Want everything to stay cleaner? Then bathe and groom your pets regularly. Trimmed nails won’t scratch floors, ruin upholstery, shred drapery or make your screen doors look like modern art. Routine brushing and bathing can remove loose hair that can end up on your floor, your bed, your curtains, and even your food. It’s a heck of a lot easier and less expensive to clean your dog than your upholstery, and it’s usually a more fun exercise.
Let’s put the idea of having silk, chintz or the velvet furniture and drapery surfaces to rest. Szabo has evidently discovered the joys of a fabric aptly named Crypton, a synthetic fabric resistant to stains, smells, bacteria, and even muddy paws. Or consider leather and leather along with its wannabes. All good choices, easy to clean and durable. Then there are those yummy fake suedes and pet-friendly machine-washable microfiber fabrics that stand the test of time.
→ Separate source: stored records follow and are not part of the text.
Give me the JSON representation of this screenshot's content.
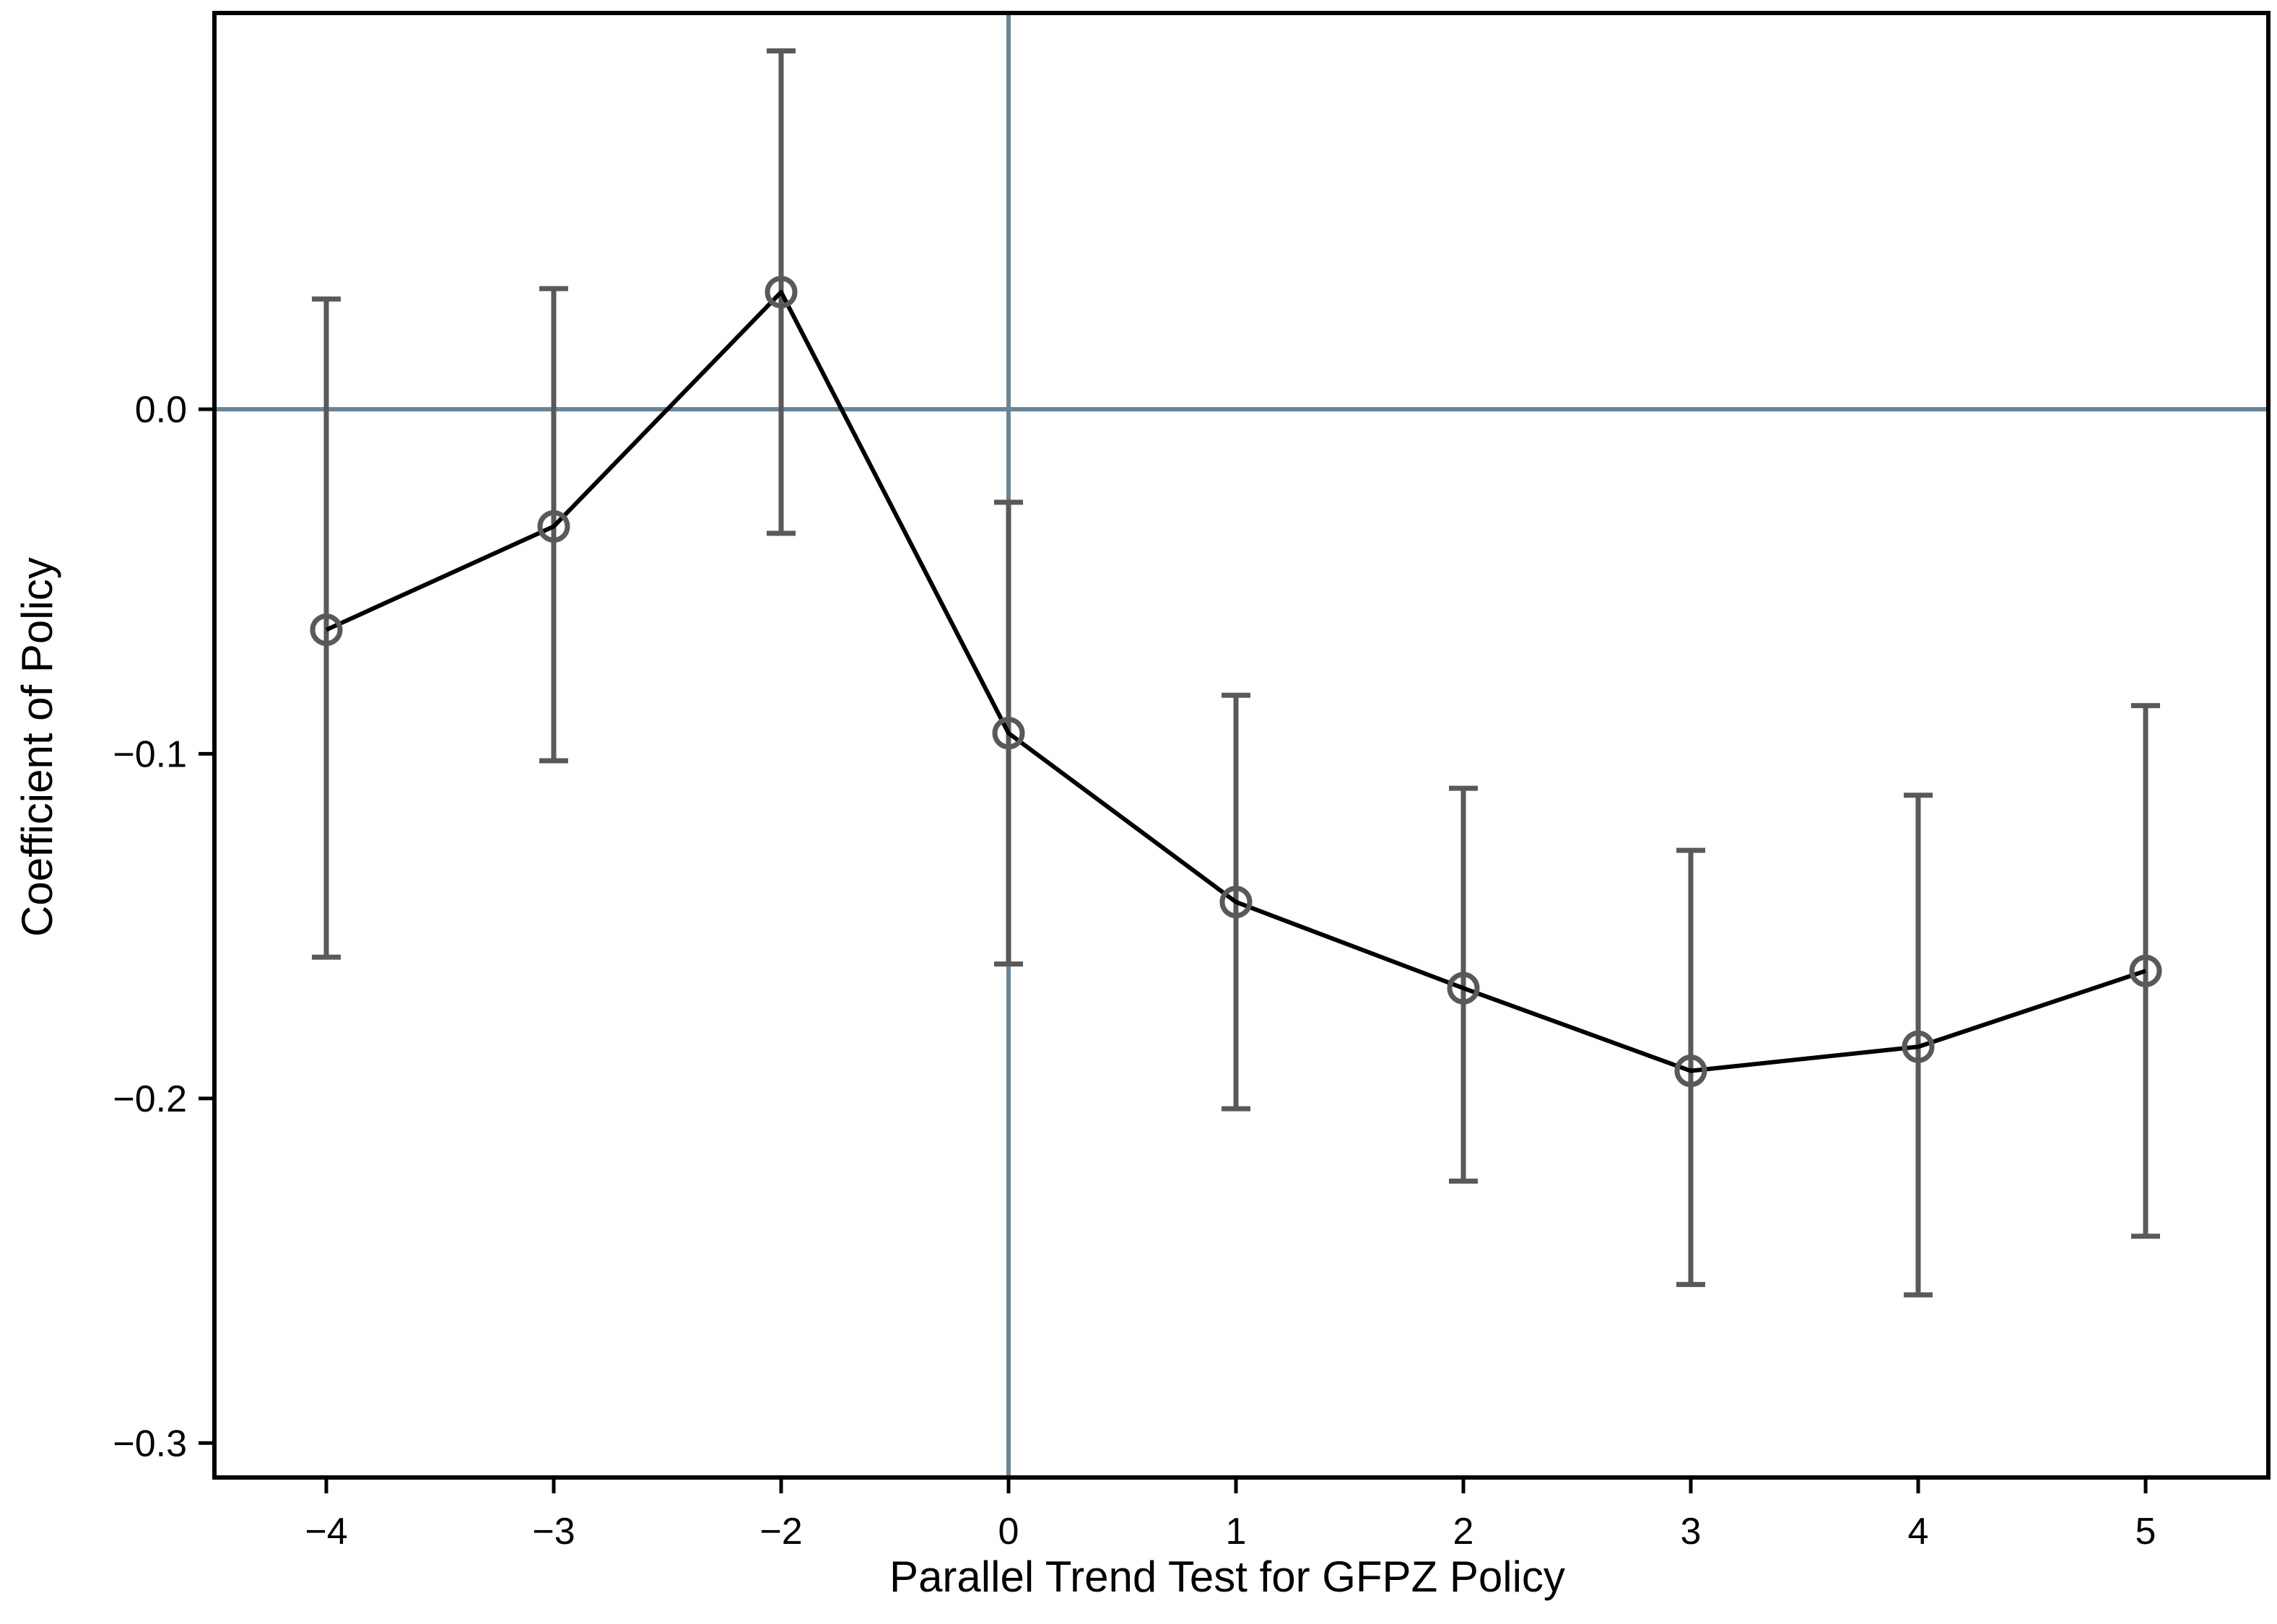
{
  "colors": {
    "background": "#ffffff",
    "frame": "#000000",
    "reference_lines": "#6a8597",
    "ci_bars": "#595959",
    "line": "#000000",
    "markers": "#595959"
  },
  "chart_data": {
    "type": "line",
    "title": "",
    "xlabel": "Parallel Trend Test for GFPZ Policy",
    "ylabel": "Coefficient of Policy",
    "categories": [
      "−4",
      "−3",
      "−2",
      "0",
      "1",
      "2",
      "3",
      "4",
      "5"
    ],
    "x_tick_labels": [
      "−4",
      "−3",
      "−2",
      "0",
      "1",
      "2",
      "3",
      "4",
      "5"
    ],
    "y_ticks": [
      0.0,
      -0.1,
      -0.2,
      -0.3
    ],
    "y_tick_labels": [
      "0.0",
      "−0.1",
      "−0.2",
      "−0.3"
    ],
    "ylim": [
      -0.31,
      0.115
    ],
    "reference_lines": {
      "y": 0.0,
      "x": "0"
    },
    "grid": false,
    "legend": "none",
    "marker": "hollow-circle",
    "series": [
      {
        "values": [
          -0.064,
          -0.034,
          0.034,
          -0.094,
          -0.143,
          -0.168,
          -0.192,
          -0.185,
          -0.163
        ],
        "ci_low": [
          -0.159,
          -0.102,
          -0.036,
          -0.161,
          -0.203,
          -0.224,
          -0.254,
          -0.257,
          -0.24
        ],
        "ci_high": [
          0.032,
          0.035,
          0.104,
          -0.027,
          -0.083,
          -0.11,
          -0.128,
          -0.112,
          -0.086
        ]
      }
    ]
  }
}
Speaking of washable, make sure you use only washable fabrics on your bed if your furry friend snuggles up to you at night. Cats barf and dogs sometimes can’t hold it, especially when their bladders are not yet fully mature. And there is that perpetual licking they do to groom themselves (just as you’re trying to fall asleep), some of which includes slopping on your bed coverings in the equation. You can protect your mattress from the inevitable by covering it with a thick pad and use a washable duvet cover for your expensive down comforter. And for those of you who like a touch of texture, matelasse coverlets are surprisingly durable due to their tight quilting, resisting toenail snags and enduring repeated washings.
Your floors are, of course, your furry friends’ domains. If you have the option of replacing carpet with hardwood, vinyl or tile, you’ll find it a win-win situation. No matter which type of carpet you put down (low pile is best if you must have it), it will absorb odors, traps pet hair and soaks up inevitable pet-related stains like a sponge. Talk to your flooring contractor about which hard-surface flooring is best for your needs.
And lastly, consider your pet’s lifestyle. If you permit your dog to go into and out of the house at will, make sure the area through which he or she accesses the backyard impervious to damage and can be easily cleaned off. Keep dog-towels (those you deem less than desirable for humans but not ready to trash) nearby for wet feet. Believe it or not, some newer homes include a pet shower in their mudroom/laundry area, enabling dog owners to tidy up Fido on a regular basis without having to use a bathroom tub.
Your pets are lifetime residents, whose needs are as great if not greater than your own since their only focus is you. Planning around their lifestyle, then, is a tribute to their loyalty and love as well as your own.